Note d’intention du « Cahier Froid »

// Paroles de réalisateurs


Le cahier froid
Jean-Claude Taki


"Différents signaux me laissent penser que les sociétés modernes ont basculé dans la fiction. Elles sont en quelque sorte passées de l’autre côté du miroir. À propos d’évènements qui se passent dans le monde, on entend souvent “la réalité a rattrapé la fiction”. Cette expression n’a plus lieu d’être, car la réalité est devenue fiction. Le réel est scénarisé. L’individu ne construit plus sa vie à partir de l’expérience d’un vécu en mouvement, mais il adopte très tôt un rôle, un personnage qui s’inscrit sans difficulté dans les scenarii que propose la société. Partant de ces imaginaires fictionnels, il va créer de l’intimité. Mais cette intimité n’est autre qu’un élément constitutif et attendu du personnage fictionnel qu’il aura adopté auparavant...

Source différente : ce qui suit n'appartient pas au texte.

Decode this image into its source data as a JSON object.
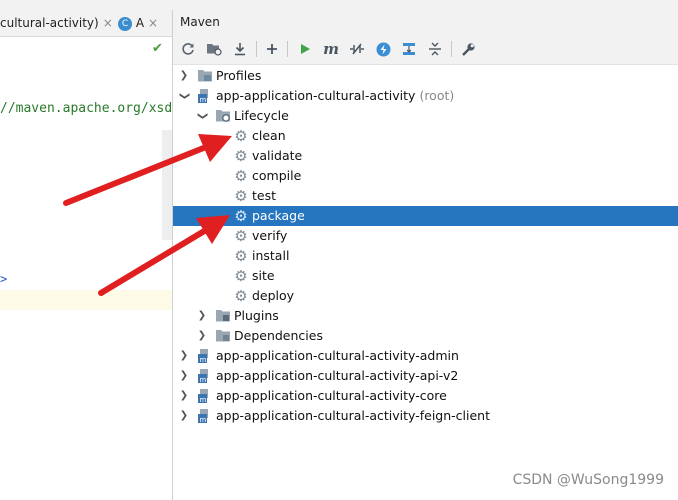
{
  "editor": {
    "tab1_label": "cultural-activity)",
    "tab2_label": "A",
    "tab2_icon": "C",
    "code_url": "//maven.apache.org/xsd",
    "code_gt": ">"
  },
  "maven": {
    "title": "Maven",
    "toolbar": [
      {
        "name": "reload-icon"
      },
      {
        "name": "generate-sources-icon"
      },
      {
        "name": "download-icon"
      },
      {
        "name": "add-icon"
      },
      {
        "name": "run-icon"
      },
      {
        "name": "execute-goal-icon"
      },
      {
        "name": "toggle-offline-icon"
      },
      {
        "name": "skip-tests-icon"
      },
      {
        "name": "show-dependencies-icon"
      },
      {
        "name": "collapse-all-icon"
      },
      {
        "name": "settings-icon"
      }
    ],
    "tree": {
      "profiles": "Profiles",
      "root_project": "app-application-cultural-activity",
      "root_tag": "(root)",
      "lifecycle": "Lifecycle",
      "goals": [
        "clean",
        "validate",
        "compile",
        "test",
        "package",
        "verify",
        "install",
        "site",
        "deploy"
      ],
      "selected_goal": "package",
      "plugins": "Plugins",
      "dependencies": "Dependencies",
      "modules": [
        "app-application-cultural-activity-admin",
        "app-application-cultural-activity-api-v2",
        "app-application-cultural-activity-core",
        "app-application-cultural-activity-feign-client"
      ]
    }
  },
  "watermark": "CSDN @WuSong1999",
  "colors": {
    "selection": "#2675bf",
    "arrow_annotation": "#e02020"
  }
}
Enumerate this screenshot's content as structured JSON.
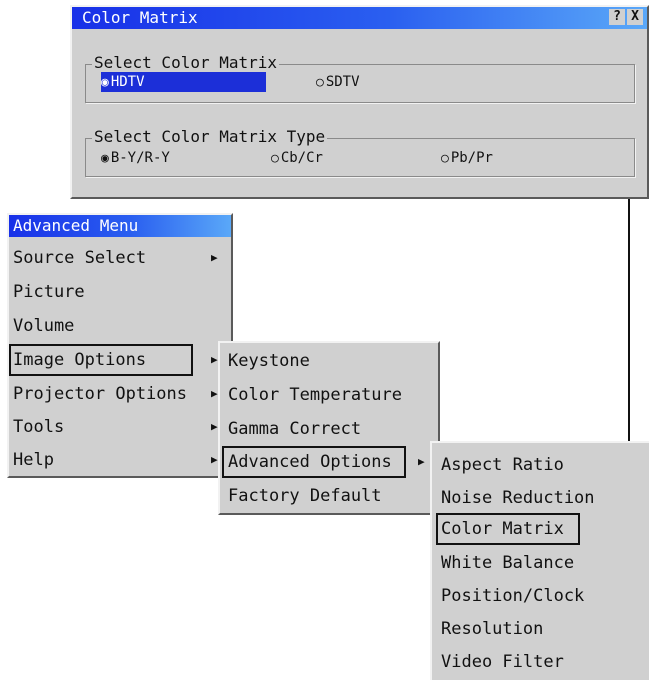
{
  "color_matrix_dialog": {
    "title": "Color Matrix",
    "help_button": "?",
    "close_button": "X",
    "group1": {
      "legend": "Select Color Matrix",
      "options": [
        "HDTV",
        "SDTV"
      ],
      "selected": "HDTV"
    },
    "group2": {
      "legend": "Select Color Matrix Type",
      "options": [
        "B-Y/R-Y",
        "Cb/Cr",
        "Pb/Pr"
      ],
      "selected": "B-Y/R-Y"
    }
  },
  "advanced_menu": {
    "title": "Advanced Menu",
    "items": [
      "Source Select",
      "Picture",
      "Volume",
      "Image Options",
      "Projector Options",
      "Tools",
      "Help"
    ]
  },
  "image_options_menu": {
    "items": [
      "Keystone",
      "Color Temperature",
      "Gamma Correct",
      "Advanced Options",
      "Factory Default"
    ]
  },
  "advanced_options_menu": {
    "items": [
      "Aspect Ratio",
      "Noise Reduction",
      "Color Matrix",
      "White Balance",
      "Position/Clock",
      "Resolution",
      "Video Filter"
    ]
  },
  "icons": {
    "submenu_arrow": "right-triangle",
    "radio_selected": "filled-radio",
    "radio_unselected": "empty-radio"
  },
  "colors": {
    "title_gradient_start": "#1830e8",
    "title_gradient_end": "#5aa8f8",
    "panel_bg": "#d0d0d0",
    "selected_bg": "#1c2fd8"
  }
}
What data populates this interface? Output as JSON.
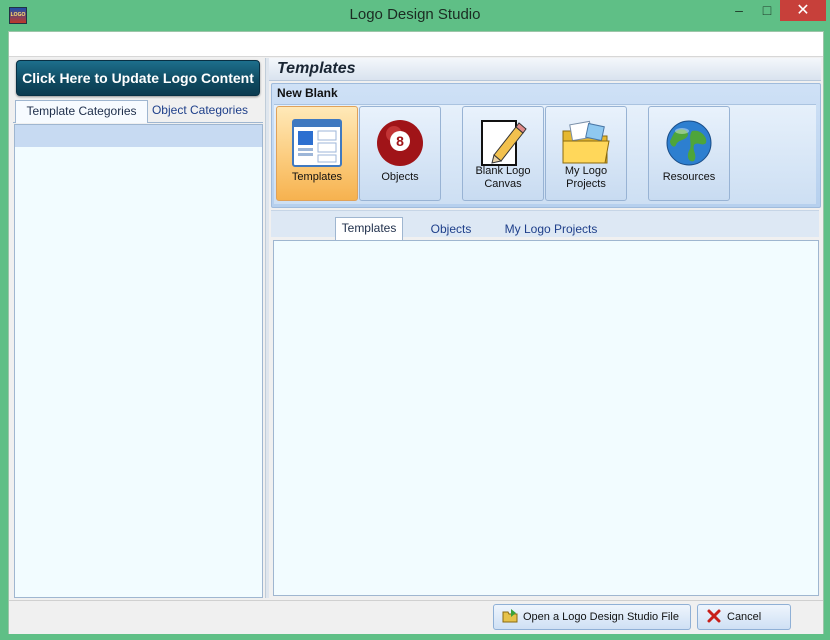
{
  "window": {
    "title": "Logo Design Studio",
    "app_icon": "logo-icon",
    "minimize_glyph": "–",
    "maximize_glyph": "□",
    "close_glyph": "✕"
  },
  "left": {
    "update_button": "Click Here to Update Logo Content",
    "tabs": [
      {
        "label": "Template Categories",
        "active": true
      },
      {
        "label": "Object Categories",
        "active": false
      }
    ]
  },
  "ribbon": {
    "title": "Templates",
    "group": "New Blank",
    "buttons": [
      {
        "label": "Templates",
        "icon": "templates-icon",
        "selected": true
      },
      {
        "label": "Objects",
        "icon": "eight-ball-icon",
        "selected": false
      },
      {
        "label_line1": "Blank Logo",
        "label_line2": "Canvas",
        "icon": "pencil-paper-icon",
        "selected": false
      },
      {
        "label_line1": "My Logo",
        "label_line2": "Projects",
        "icon": "folder-icon",
        "selected": false
      },
      {
        "label": "Resources",
        "icon": "globe-icon",
        "selected": false
      }
    ]
  },
  "content_tabs": [
    {
      "label": "Templates",
      "active": true
    },
    {
      "label": "Objects",
      "active": false
    },
    {
      "label": "My Logo Projects",
      "active": false
    }
  ],
  "footer": {
    "open_button": "Open a Logo Design Studio File",
    "cancel_button": "Cancel"
  },
  "colors": {
    "window_frame": "#5fbf86",
    "accent_button": "#0f4960",
    "selected_ribbon": "#fbc978",
    "close_red": "#c7403a"
  }
}
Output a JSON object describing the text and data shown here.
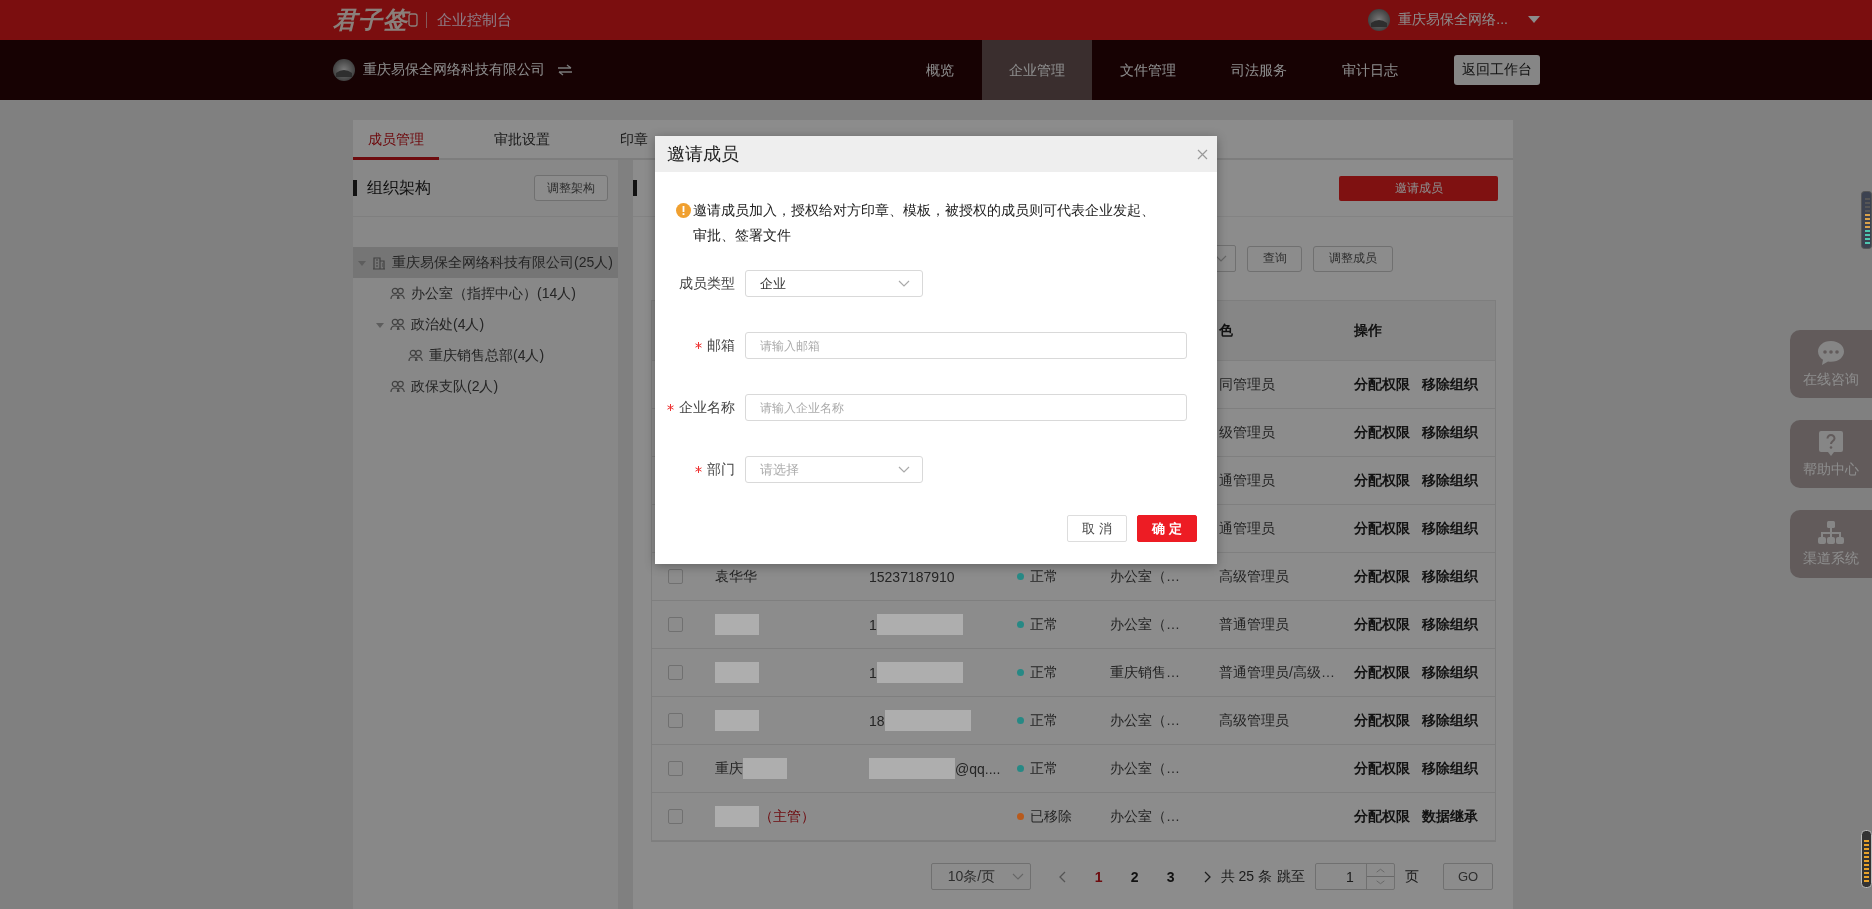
{
  "header": {
    "logo": "君子签",
    "console": "企业控制台",
    "account": "重庆易保全网络..."
  },
  "nav": {
    "company": "重庆易保全网络科技有限公司",
    "items": [
      {
        "label": "概览",
        "selected": false
      },
      {
        "label": "企业管理",
        "selected": true
      },
      {
        "label": "文件管理",
        "selected": false
      },
      {
        "label": "司法服务",
        "selected": false
      },
      {
        "label": "审计日志",
        "selected": false
      }
    ],
    "back_button": "返回工作台"
  },
  "tabs": [
    {
      "label": "成员管理",
      "selected": true
    },
    {
      "label": "审批设置",
      "selected": false
    },
    {
      "label": "印章",
      "selected": false
    }
  ],
  "org": {
    "title": "组织架构",
    "adjust_button": "调整架构",
    "tree": [
      {
        "label": "重庆易保全网络科技有限公司(25人)",
        "kind": "company",
        "selected": true,
        "expanded": true,
        "children": [
          {
            "label": "办公室（指挥中心）(14人)",
            "kind": "group",
            "selected": false
          },
          {
            "label": "政治处(4人)",
            "kind": "group",
            "selected": false,
            "expanded": true,
            "children": [
              {
                "label": "重庆销售总部(4人)",
                "kind": "group",
                "selected": false
              }
            ]
          },
          {
            "label": "政保支队(2人)",
            "kind": "group",
            "selected": false
          }
        ]
      }
    ]
  },
  "members": {
    "invite_button": "邀请成员",
    "query_button": "查询",
    "adjust_button": "调整成员",
    "columns": {
      "role": "色",
      "actions": "操作"
    },
    "rows": [
      {
        "role": "同管理员",
        "actions": [
          "分配权限",
          "移除组织"
        ]
      },
      {
        "role": "级管理员",
        "actions": [
          "分配权限",
          "移除组织"
        ]
      },
      {
        "role": "通管理员",
        "actions": [
          "分配权限",
          "移除组织"
        ]
      },
      {
        "role": "通管理员",
        "actions": [
          "分配权限",
          "移除组织"
        ]
      },
      {
        "checked": false,
        "name": [
          {
            "kind": "text",
            "text": "袁华华"
          }
        ],
        "phone": [
          {
            "kind": "text",
            "text": "15237187910"
          }
        ],
        "status": {
          "text": "正常",
          "color": "#278985"
        },
        "dept": "办公室（…",
        "role": "高级管理员",
        "actions": [
          "分配权限",
          "移除组织"
        ]
      },
      {
        "checked": false,
        "name": [
          {
            "kind": "mask"
          }
        ],
        "phone": [
          {
            "kind": "text",
            "text": "1"
          },
          {
            "kind": "mask"
          }
        ],
        "status": {
          "text": "正常",
          "color": "#278985"
        },
        "dept": "办公室（…",
        "role": "普通管理员",
        "actions": [
          "分配权限",
          "移除组织"
        ]
      },
      {
        "checked": false,
        "name": [
          {
            "kind": "mask"
          }
        ],
        "phone": [
          {
            "kind": "text",
            "text": "1"
          },
          {
            "kind": "mask"
          }
        ],
        "status": {
          "text": "正常",
          "color": "#278985"
        },
        "dept": "重庆销售…",
        "role": "普通管理员/高级…",
        "actions": [
          "分配权限",
          "移除组织"
        ]
      },
      {
        "checked": false,
        "name": [
          {
            "kind": "mask"
          }
        ],
        "phone": [
          {
            "kind": "text",
            "text": "18"
          },
          {
            "kind": "mask"
          }
        ],
        "status": {
          "text": "正常",
          "color": "#278985"
        },
        "dept": "办公室（…",
        "role": "高级管理员",
        "actions": [
          "分配权限",
          "移除组织"
        ]
      },
      {
        "checked": false,
        "name": [
          {
            "kind": "text",
            "text": "重庆"
          },
          {
            "kind": "mask"
          }
        ],
        "phone": [
          {
            "kind": "mask"
          },
          {
            "kind": "text",
            "text": "@qq...."
          }
        ],
        "status": {
          "text": "正常",
          "color": "#278985"
        },
        "dept": "办公室（…",
        "actions": [
          "分配权限",
          "移除组织"
        ]
      },
      {
        "checked": false,
        "name": [
          {
            "kind": "mask"
          },
          {
            "kind": "tag",
            "text": "（主管）"
          }
        ],
        "status": {
          "text": "已移除",
          "color": "#b85a1c"
        },
        "dept": "办公室（…",
        "actions": [
          "分配权限",
          "数据继承"
        ]
      }
    ],
    "pagination": {
      "page_size": "10条/页",
      "pages": [
        {
          "label": "1",
          "selected": true
        },
        {
          "label": "2",
          "selected": false
        },
        {
          "label": "3",
          "selected": false
        }
      ],
      "total": "共 25 条",
      "jump_label": "跳至",
      "jump_value": "1",
      "page_unit": "页",
      "go_button": "GO"
    }
  },
  "float_tools": [
    {
      "label": "在线咨询",
      "kind": "chat"
    },
    {
      "label": "帮助中心",
      "kind": "help"
    },
    {
      "label": "渠道系统",
      "kind": "network"
    }
  ],
  "dialog": {
    "title": "邀请成员",
    "notice": "邀请成员加入，授权给对方印章、模板，被授权的成员则可代表企业发起、审批、签署文件",
    "fields": [
      {
        "kind": "select",
        "label": "成员类型",
        "required": false,
        "value": "企业"
      },
      {
        "kind": "input",
        "label": "邮箱",
        "required": true,
        "placeholder": "请输入邮箱"
      },
      {
        "kind": "input",
        "label": "企业名称",
        "required": true,
        "placeholder": "请输入企业名称"
      },
      {
        "kind": "select",
        "label": "部门",
        "required": true,
        "placeholder": "请选择"
      }
    ],
    "cancel_button": "取 消",
    "ok_button": "确 定"
  }
}
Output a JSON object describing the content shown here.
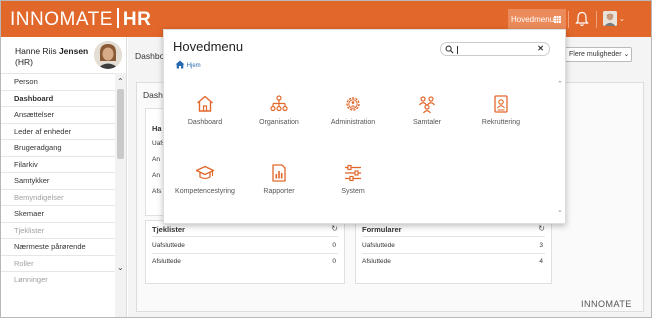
{
  "app": {
    "logo_main": "INNOMATE",
    "logo_suffix": "HR",
    "footer_logo": "INNOMATE"
  },
  "topbar": {
    "menu_label": "Hovedmenu",
    "icons": [
      "grid-icon",
      "bell-icon",
      "avatar",
      "chevron-down-icon"
    ]
  },
  "profile": {
    "first_name": "Hanne Riis",
    "last_name": "Jensen",
    "role": "(HR)"
  },
  "sidebar": {
    "items": [
      {
        "label": "Person",
        "state": "normal"
      },
      {
        "label": "Dashboard",
        "state": "active"
      },
      {
        "label": "Ansættelser",
        "state": "normal"
      },
      {
        "label": "Leder af enheder",
        "state": "normal"
      },
      {
        "label": "Brugeradgang",
        "state": "normal"
      },
      {
        "label": "Filarkiv",
        "state": "normal"
      },
      {
        "label": "Samtykker",
        "state": "normal"
      },
      {
        "label": "Bemyndigelser",
        "state": "disabled"
      },
      {
        "label": "Skemaer",
        "state": "normal"
      },
      {
        "label": "Tjeklister",
        "state": "disabled"
      },
      {
        "label": "Nærmeste pårørende",
        "state": "normal"
      },
      {
        "label": "Roller",
        "state": "disabled"
      },
      {
        "label": "Lønninger",
        "state": "disabled"
      }
    ]
  },
  "main": {
    "title": "Dashbo",
    "panel_title": "Dash",
    "more_options": "Flere muligheder",
    "card_partial_title": "Ha",
    "card_partial_rows": [
      "Uafs",
      "An",
      "An",
      "Afs"
    ],
    "cards": [
      {
        "title": "Tjeklister",
        "rows": [
          {
            "label": "Uafsluttede",
            "value": "0"
          },
          {
            "label": "Afsluttede",
            "value": "0"
          }
        ]
      },
      {
        "title": "Formularer",
        "rows": [
          {
            "label": "Uafsluttede",
            "value": "3"
          },
          {
            "label": "Afsluttede",
            "value": "4"
          }
        ]
      }
    ]
  },
  "overlay": {
    "title": "Hovedmenu",
    "breadcrumb": "Hjem",
    "search_value": "",
    "accent_color": "#e2672a",
    "tiles": [
      {
        "label": "Dashboard",
        "icon": "home-icon"
      },
      {
        "label": "Organisation",
        "icon": "org-chart-icon"
      },
      {
        "label": "Administration",
        "icon": "gear-person-icon"
      },
      {
        "label": "Samtaler",
        "icon": "people-talk-icon"
      },
      {
        "label": "Rekruttering",
        "icon": "recruit-icon"
      },
      {
        "label": "Kompetencestyring",
        "icon": "graduation-cap-icon"
      },
      {
        "label": "Rapporter",
        "icon": "report-icon"
      },
      {
        "label": "System",
        "icon": "sliders-icon"
      }
    ]
  }
}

Le téléphone portable, par sa proximité et son omniprésence, me permet de faire le mouvement inverse. Je recueille les images de mon intimité - c’est-à-dire, je filme ce que je vois, ce qui m’entoure - et partant de là, j’imagine des histoires de vies réelles.

Cette remontée du courant réveille en moi - ainsi que chez le spectateur - l’intime le plus profond, peut-être une porte de sortie vers le réel."